Les raisons de cette déforestation sont principalement causées par l’expansion de l’agriculture, même si cette déforestation est à la baisse, de façon globale : "Alors que la déforestation sévit à tel endroit, de nouvelles forêts se développent ailleurs, par expansion naturelle ou grâce à des efforts déployés dans ce sens", indique le rapport. Ce phénomène mondial du "moins pire" pour les forêts n'est en revanche pas général, puisque deux continents continuent de déforester de façon importante : l'Afrique et l'Amérique du Sud.

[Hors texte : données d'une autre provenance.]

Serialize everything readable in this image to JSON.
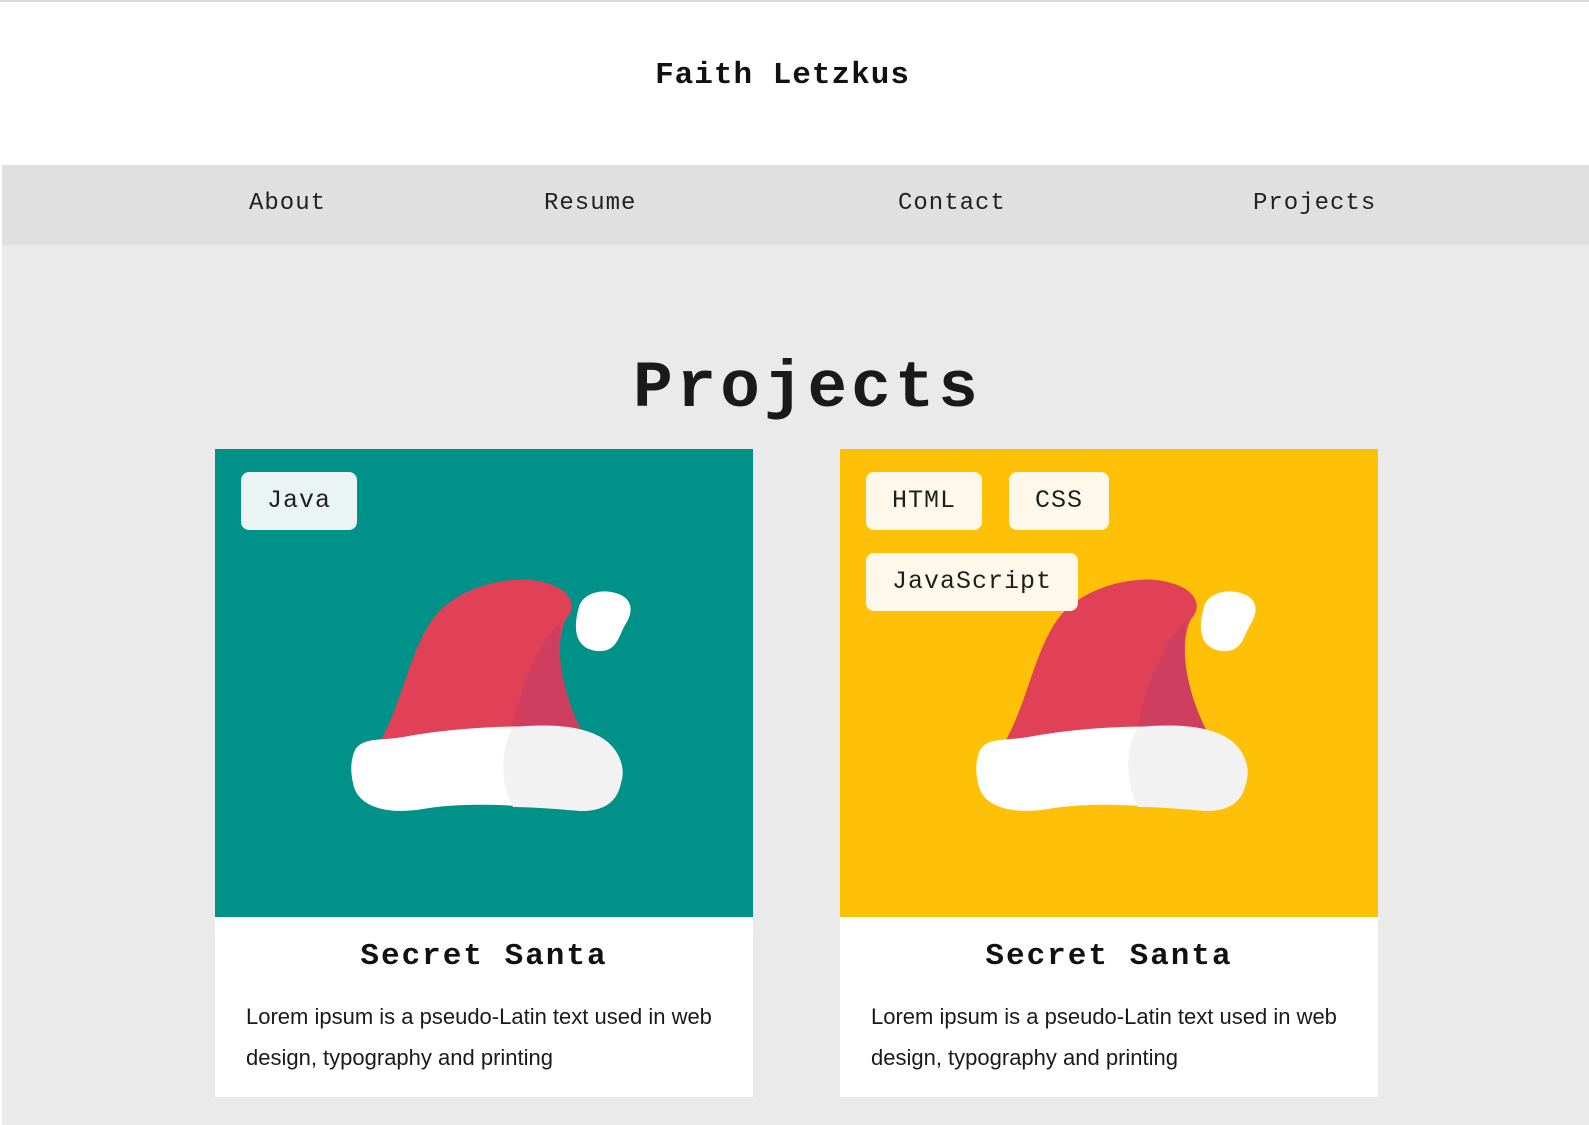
{
  "site": {
    "title": "Faith Letzkus"
  },
  "nav": {
    "items": [
      {
        "label": "About"
      },
      {
        "label": "Resume"
      },
      {
        "label": "Contact"
      },
      {
        "label": "Projects"
      }
    ]
  },
  "main": {
    "heading": "Projects",
    "projects": [
      {
        "title": "Secret Santa",
        "description": "Lorem ipsum is a pseudo-Latin text used in web design, typography and printing",
        "tags": [
          "Java"
        ],
        "image": "santa-hat-icon",
        "background_color": "#009188",
        "tag_color": "#eaf4f2"
      },
      {
        "title": "Secret Santa",
        "description": "Lorem ipsum is a pseudo-Latin text used in web design, typography and printing",
        "tags": [
          "HTML",
          "CSS",
          "JavaScript"
        ],
        "image": "santa-hat-icon",
        "background_color": "#ffc107",
        "tag_color": "#fdf8ea"
      }
    ]
  },
  "colors": {
    "header_bg": "#ffffff",
    "nav_bg": "#e0e0e0",
    "main_bg": "#eaeaea",
    "hat_red": "#e14156",
    "hat_shadow": "#cf3d5f",
    "hat_white": "#ffffff"
  }
}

Sur le continent africain, la déforestation est très importante et ne faiblit pas, particulièrement en Afrique centrale. Cette région compte six pays riches en forêts tropicales humides : le Cameroun, la République Démocratique du Congo (RDC), le Congo, la République centrafricaine (RCA), le Gabon et la Guinée équatoriale. Sachant que les forêts tropicales denses et humides du bassin du Congo couvrent environ 140 millions d’hectares, soit le tiers de la surface totale des six pays concernés.

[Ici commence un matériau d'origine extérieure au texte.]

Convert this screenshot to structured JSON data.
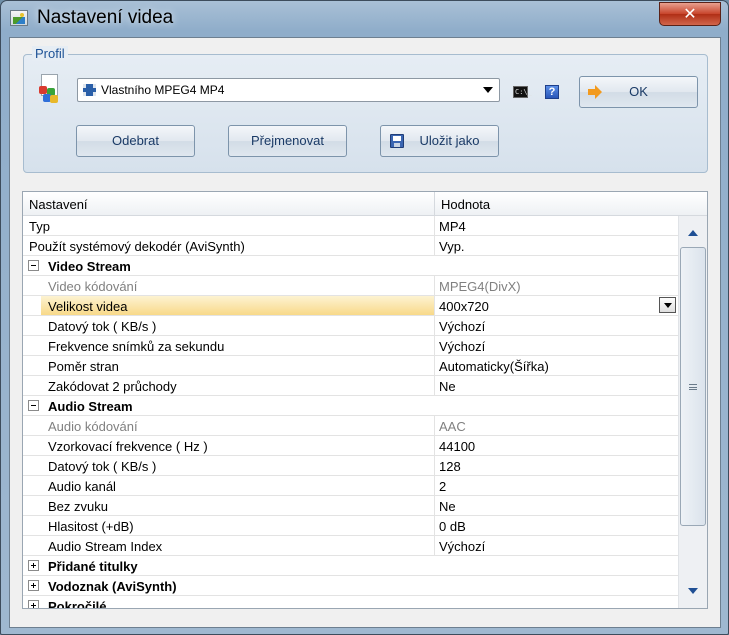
{
  "window": {
    "title": "Nastavení videa",
    "close_label": "✕"
  },
  "profile": {
    "group_label": "Profil",
    "selected": "Vlastního MPEG4 MP4",
    "cmd_label": "C:\\_",
    "help_label": "?",
    "ok_label": "OK",
    "remove_label": "Odebrat",
    "rename_label": "Přejmenovat",
    "save_as_label": "Uložit jako"
  },
  "grid": {
    "col_name": "Nastavení",
    "col_value": "Hodnota",
    "rows": [
      {
        "name": "Typ",
        "value": "MP4"
      },
      {
        "name": "Použít systémový dekodér (AviSynth)",
        "value": "Vyp."
      },
      {
        "name": "Video Stream",
        "category": "expanded"
      },
      {
        "name": "Video kódování",
        "value": "MPEG4(DivX)",
        "disabled": true
      },
      {
        "name": "Velikost videa",
        "value": "400x720",
        "selected": true
      },
      {
        "name": "Datový tok ( KB/s )",
        "value": "Výchozí"
      },
      {
        "name": "Frekvence snímků za sekundu",
        "value": "Výchozí"
      },
      {
        "name": "Poměr stran",
        "value": "Automaticky(Šířka)"
      },
      {
        "name": "Zakódovat 2 průchody",
        "value": "Ne"
      },
      {
        "name": "Audio Stream",
        "category": "expanded"
      },
      {
        "name": "Audio kódování",
        "value": "AAC",
        "disabled": true
      },
      {
        "name": "Vzorkovací frekvence ( Hz )",
        "value": "44100"
      },
      {
        "name": "Datový tok ( KB/s )",
        "value": "128"
      },
      {
        "name": "Audio kanál",
        "value": "2"
      },
      {
        "name": "Bez zvuku",
        "value": "Ne"
      },
      {
        "name": "Hlasitost (+dB)",
        "value": "0 dB"
      },
      {
        "name": "Audio Stream Index",
        "value": "Výchozí"
      },
      {
        "name": "Přidané titulky",
        "category": "collapsed"
      },
      {
        "name": "Vodoznak (AviSynth)",
        "category": "collapsed"
      },
      {
        "name": "Pokročilé",
        "category": "collapsed"
      }
    ]
  },
  "colors": {
    "accent": "#1d5296",
    "selection": "#f8d989",
    "close": "#c7442b"
  }
}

Déforestation dans le bassin du Congo :
Dans le bassin du Congo, la déforestation est surtout notable le long des côtes et des grandes voies de communication, ainsi qu’autour des agglomérations. Les plus grandes menaces qui pèsent sur l’avenir des forêts du bassin du Congo sont constituées d’un ensemble de facteurs étroitement liés à sa forte croissance démographique, aux pratiques agricoles extensives et aux insuffisances de l’État de droit (les lois sont peu ou pas appliquées et les sanctions sont rares). Plus de 80 % de l’énergie domestique des habitants des grandes métropoles d’Afrique centrale étant basés sur le bois énergie, l’impact sur la dégradation forestière est sensible. (Extrait de l'article de cairn.info : "La lutte contre la déforestation en Afrique centrale : victime de l'oubli du politique ?")

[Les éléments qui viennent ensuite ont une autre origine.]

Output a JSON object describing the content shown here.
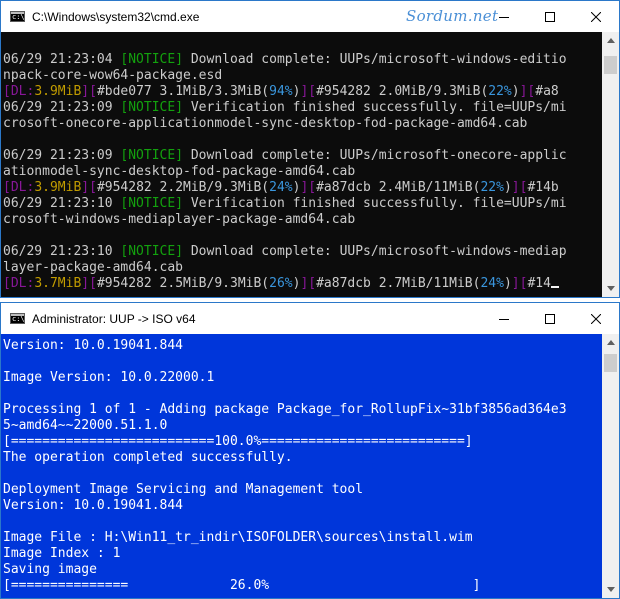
{
  "watermark": "Sordum.net",
  "cmd_window": {
    "title": "C:\\Windows\\system32\\cmd.exe",
    "lines": [
      [],
      [
        {
          "t": "06/29 21:23:04 "
        },
        {
          "t": "[",
          "c": "g"
        },
        {
          "t": "NOTICE",
          "c": "g"
        },
        {
          "t": "]",
          "c": "g"
        },
        {
          "t": " Download complete: UUPs/microsoft-windows-editio"
        }
      ],
      [
        {
          "t": "npack-core-wow64-package.esd"
        }
      ],
      [
        {
          "t": "[DL:",
          "c": "p"
        },
        {
          "t": "3.9MiB",
          "c": "y"
        },
        {
          "t": "][",
          "c": "p"
        },
        {
          "t": "#bde077 3.1MiB/3.3MiB("
        },
        {
          "t": "94%",
          "c": "c"
        },
        {
          "t": ")"
        },
        {
          "t": "][",
          "c": "p"
        },
        {
          "t": "#954282 2.0MiB/9.3MiB("
        },
        {
          "t": "22%",
          "c": "c"
        },
        {
          "t": ")"
        },
        {
          "t": "][",
          "c": "p"
        },
        {
          "t": "#a8"
        }
      ],
      [
        {
          "t": "06/29 21:23:09 "
        },
        {
          "t": "[",
          "c": "g"
        },
        {
          "t": "NOTICE",
          "c": "g"
        },
        {
          "t": "]",
          "c": "g"
        },
        {
          "t": " Verification finished successfully. file=UUPs/mi"
        }
      ],
      [
        {
          "t": "crosoft-onecore-applicationmodel-sync-desktop-fod-package-amd64.cab"
        }
      ],
      [],
      [
        {
          "t": "06/29 21:23:09 "
        },
        {
          "t": "[",
          "c": "g"
        },
        {
          "t": "NOTICE",
          "c": "g"
        },
        {
          "t": "]",
          "c": "g"
        },
        {
          "t": " Download complete: UUPs/microsoft-onecore-applic"
        }
      ],
      [
        {
          "t": "ationmodel-sync-desktop-fod-package-amd64.cab"
        }
      ],
      [
        {
          "t": "[DL:",
          "c": "p"
        },
        {
          "t": "3.9MiB",
          "c": "y"
        },
        {
          "t": "][",
          "c": "p"
        },
        {
          "t": "#954282 2.2MiB/9.3MiB("
        },
        {
          "t": "24%",
          "c": "c"
        },
        {
          "t": ")"
        },
        {
          "t": "][",
          "c": "p"
        },
        {
          "t": "#a87dcb 2.4MiB/11MiB("
        },
        {
          "t": "22%",
          "c": "c"
        },
        {
          "t": ")"
        },
        {
          "t": "][",
          "c": "p"
        },
        {
          "t": "#14b"
        }
      ],
      [
        {
          "t": "06/29 21:23:10 "
        },
        {
          "t": "[",
          "c": "g"
        },
        {
          "t": "NOTICE",
          "c": "g"
        },
        {
          "t": "]",
          "c": "g"
        },
        {
          "t": " Verification finished successfully. file=UUPs/mi"
        }
      ],
      [
        {
          "t": "crosoft-windows-mediaplayer-package-amd64.cab"
        }
      ],
      [],
      [
        {
          "t": "06/29 21:23:10 "
        },
        {
          "t": "[",
          "c": "g"
        },
        {
          "t": "NOTICE",
          "c": "g"
        },
        {
          "t": "]",
          "c": "g"
        },
        {
          "t": " Download complete: UUPs/microsoft-windows-mediap"
        }
      ],
      [
        {
          "t": "layer-package-amd64.cab"
        }
      ],
      [
        {
          "t": "[DL:",
          "c": "p"
        },
        {
          "t": "3.7MiB",
          "c": "y"
        },
        {
          "t": "][",
          "c": "p"
        },
        {
          "t": "#954282 2.5MiB/9.3MiB("
        },
        {
          "t": "26%",
          "c": "c"
        },
        {
          "t": ")"
        },
        {
          "t": "][",
          "c": "p"
        },
        {
          "t": "#a87dcb 2.7MiB/11MiB("
        },
        {
          "t": "24%",
          "c": "c"
        },
        {
          "t": ")"
        },
        {
          "t": "][",
          "c": "p"
        },
        {
          "t": "#14"
        }
      ]
    ]
  },
  "admin_window": {
    "title": "Administrator:  UUP -> ISO v64",
    "lines": [
      "Version: 10.0.19041.844",
      "",
      "Image Version: 10.0.22000.1",
      "",
      "Processing 1 of 1 - Adding package Package_for_RollupFix~31bf3856ad364e3",
      "5~amd64~~22000.51.1.0",
      "[==========================100.0%==========================]",
      "The operation completed successfully.",
      "",
      "Deployment Image Servicing and Management tool",
      "Version: 10.0.19041.844",
      "",
      "Image File : H:\\Win11_tr_indir\\ISOFOLDER\\sources\\install.wim",
      "Image Index : 1",
      "Saving image",
      "[===============             26.0%                          ]"
    ]
  },
  "icons": [
    "console-app-icon",
    "minimize-icon",
    "maximize-icon",
    "close-icon",
    "scroll-up-arrow-icon",
    "scroll-down-arrow-icon"
  ]
}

Selon l'UNEP, les facteurs principaux à endiguer pour ralentir la déforestation des pays les plus concernés sont, la culture sur brûlis, la collecte de bois de feu, l'artisanat non réglementé, l'exploitation forestière, et enfin le développement des infrastructures routières. Des programmes ont été lancés pour pallier les problèmes causés par l'agriculture sur brûlis, un sujet important en Afrique de l'Ouest. Le rapport de la FAO et de l'UNEP souligne que dans le cas des cultures de cacao, "Une série d’engagements ont été pris avec les gouvernements et le secteur privé, destinés à mettre fin à la déforestation intervenant dans les chaînes du cacao, afin de sauvegarder la biodiversité et les services écosystémiques tout en évitant les pertes de revenus et la dégradation des conditions de vie des populations locales."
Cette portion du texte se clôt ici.